Famine was declared in Somalia from July and by November 2011 parts of Bay, Bakool and Lower Shabelle regions had improved to pre-famine, emergency levels.

East Africa, including Somalia, Kenya, Ethiopia and Djibouti has experienced a crippling drought over the past two years but that drought turned into famine only in Somalia mid last year.

Aid groups reduced access to some southern Somalia areas because of limitations placed on them by Al-Qaida allied group, Al- Shabaab militia blamed for landmine and grenade attacks on Kenyan soil.

FAO said it has also launched a fish-eating campaign targeting the majority of the Somali population culturally biased against fish.

The aid delivered by FAO to more than a million people was largely in the form of cash-based interventions that helped vulnerable communities to immediately buy food which, together with agriculture inputs and livestock health and production services, allowed people to remain in their places of origin.

Fertilizers and improved seeds were distributed while 22 million livestock were vaccinated or treated. The agricultural assistance enabled farmers in the regions of Bay and Shabelle to double production of maize and sorghum last year, while livestock interventions have been seen to break a vicious cycle of epidemic outbreaks.

With 20 years of war and no functional government, Somalia's farmers and herders bore the worst brunt of conflict and recurrent droughts.

A 2011 famine affected over 4 million people, or more than half of the population of Somalia, leading to tens of thousands of deaths.

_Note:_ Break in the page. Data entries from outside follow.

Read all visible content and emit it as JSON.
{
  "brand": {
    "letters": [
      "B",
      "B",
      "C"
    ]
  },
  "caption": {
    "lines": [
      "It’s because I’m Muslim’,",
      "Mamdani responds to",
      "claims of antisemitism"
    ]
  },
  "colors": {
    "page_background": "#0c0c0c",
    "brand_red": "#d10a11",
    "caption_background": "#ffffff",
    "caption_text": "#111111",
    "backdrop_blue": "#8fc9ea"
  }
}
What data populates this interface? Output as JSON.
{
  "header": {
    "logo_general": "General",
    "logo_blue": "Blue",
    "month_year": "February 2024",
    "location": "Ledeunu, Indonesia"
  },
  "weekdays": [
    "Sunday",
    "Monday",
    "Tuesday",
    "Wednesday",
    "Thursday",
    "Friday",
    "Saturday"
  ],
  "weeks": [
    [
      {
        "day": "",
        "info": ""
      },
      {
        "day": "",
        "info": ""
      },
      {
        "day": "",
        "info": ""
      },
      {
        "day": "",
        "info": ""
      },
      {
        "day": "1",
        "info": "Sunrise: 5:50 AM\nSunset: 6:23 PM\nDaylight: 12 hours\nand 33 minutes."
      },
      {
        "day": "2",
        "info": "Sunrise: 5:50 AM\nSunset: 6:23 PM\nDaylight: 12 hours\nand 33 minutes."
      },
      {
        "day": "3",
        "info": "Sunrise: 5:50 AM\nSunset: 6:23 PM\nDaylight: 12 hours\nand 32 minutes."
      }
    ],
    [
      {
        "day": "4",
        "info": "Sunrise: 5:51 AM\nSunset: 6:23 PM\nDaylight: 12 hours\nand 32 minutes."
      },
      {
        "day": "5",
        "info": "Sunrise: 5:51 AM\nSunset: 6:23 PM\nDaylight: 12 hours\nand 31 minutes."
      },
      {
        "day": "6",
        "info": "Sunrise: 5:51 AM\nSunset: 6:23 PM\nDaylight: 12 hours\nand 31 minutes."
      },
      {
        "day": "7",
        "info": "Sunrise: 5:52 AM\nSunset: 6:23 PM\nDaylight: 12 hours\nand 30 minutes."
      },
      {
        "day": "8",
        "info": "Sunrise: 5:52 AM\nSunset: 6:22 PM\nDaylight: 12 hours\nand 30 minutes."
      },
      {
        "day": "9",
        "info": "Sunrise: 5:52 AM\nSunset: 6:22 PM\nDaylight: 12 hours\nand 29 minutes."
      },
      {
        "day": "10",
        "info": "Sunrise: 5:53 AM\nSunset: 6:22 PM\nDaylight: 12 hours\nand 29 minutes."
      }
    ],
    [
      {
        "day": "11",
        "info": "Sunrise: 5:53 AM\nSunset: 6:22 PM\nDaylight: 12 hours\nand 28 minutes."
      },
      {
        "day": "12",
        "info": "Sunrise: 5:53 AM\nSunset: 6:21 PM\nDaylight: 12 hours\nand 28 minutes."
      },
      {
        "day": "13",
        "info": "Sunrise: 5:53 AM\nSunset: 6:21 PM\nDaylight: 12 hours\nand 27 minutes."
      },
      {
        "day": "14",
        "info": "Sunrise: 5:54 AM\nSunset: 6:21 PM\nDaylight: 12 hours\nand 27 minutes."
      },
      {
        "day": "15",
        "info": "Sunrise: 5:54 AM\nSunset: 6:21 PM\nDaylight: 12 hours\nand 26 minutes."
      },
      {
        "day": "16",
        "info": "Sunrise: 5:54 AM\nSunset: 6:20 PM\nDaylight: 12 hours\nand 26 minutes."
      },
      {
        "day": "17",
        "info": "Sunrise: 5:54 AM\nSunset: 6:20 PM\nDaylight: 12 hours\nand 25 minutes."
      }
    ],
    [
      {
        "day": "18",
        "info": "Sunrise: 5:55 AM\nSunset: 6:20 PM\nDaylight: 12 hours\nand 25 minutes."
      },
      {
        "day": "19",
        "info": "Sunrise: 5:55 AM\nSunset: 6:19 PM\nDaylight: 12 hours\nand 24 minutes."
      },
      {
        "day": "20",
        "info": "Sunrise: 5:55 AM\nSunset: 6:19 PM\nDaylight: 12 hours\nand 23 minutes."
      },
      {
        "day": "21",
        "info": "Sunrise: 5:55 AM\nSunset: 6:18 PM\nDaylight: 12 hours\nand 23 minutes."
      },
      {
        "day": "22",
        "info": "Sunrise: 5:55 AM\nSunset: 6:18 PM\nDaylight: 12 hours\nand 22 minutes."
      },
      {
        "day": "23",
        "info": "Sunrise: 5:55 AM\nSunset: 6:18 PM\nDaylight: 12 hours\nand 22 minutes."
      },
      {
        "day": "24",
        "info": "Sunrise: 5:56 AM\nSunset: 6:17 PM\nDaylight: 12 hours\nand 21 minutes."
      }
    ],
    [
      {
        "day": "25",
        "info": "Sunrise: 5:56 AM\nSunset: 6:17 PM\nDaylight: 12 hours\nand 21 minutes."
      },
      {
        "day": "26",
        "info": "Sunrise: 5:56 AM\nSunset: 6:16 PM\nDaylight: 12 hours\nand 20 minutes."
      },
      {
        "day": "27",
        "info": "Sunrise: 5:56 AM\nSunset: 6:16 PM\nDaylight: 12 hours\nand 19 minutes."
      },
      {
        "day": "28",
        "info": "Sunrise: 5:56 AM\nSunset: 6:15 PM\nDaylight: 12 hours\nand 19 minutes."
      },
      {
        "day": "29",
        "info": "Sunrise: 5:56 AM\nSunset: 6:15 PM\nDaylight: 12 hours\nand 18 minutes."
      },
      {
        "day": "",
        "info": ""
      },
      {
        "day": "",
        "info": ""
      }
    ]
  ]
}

The cumulative impact of two decades of conflict also worsened a situation of protracted and complex emergency, which has led to increased vulnerability to food insecurity.

In the midst of one of the world's worst humanitarian crises, hunger and malnutrition are some of the major causes of suffering for significant sections of the population. Latest estimates show 2.12 million people face acute food security crisis especially in the south.

Alinovi said agricultural cooperatives, once better organized and strengthened, have shown to increase performance of smallholder farmers and that is a key objective in Somalia.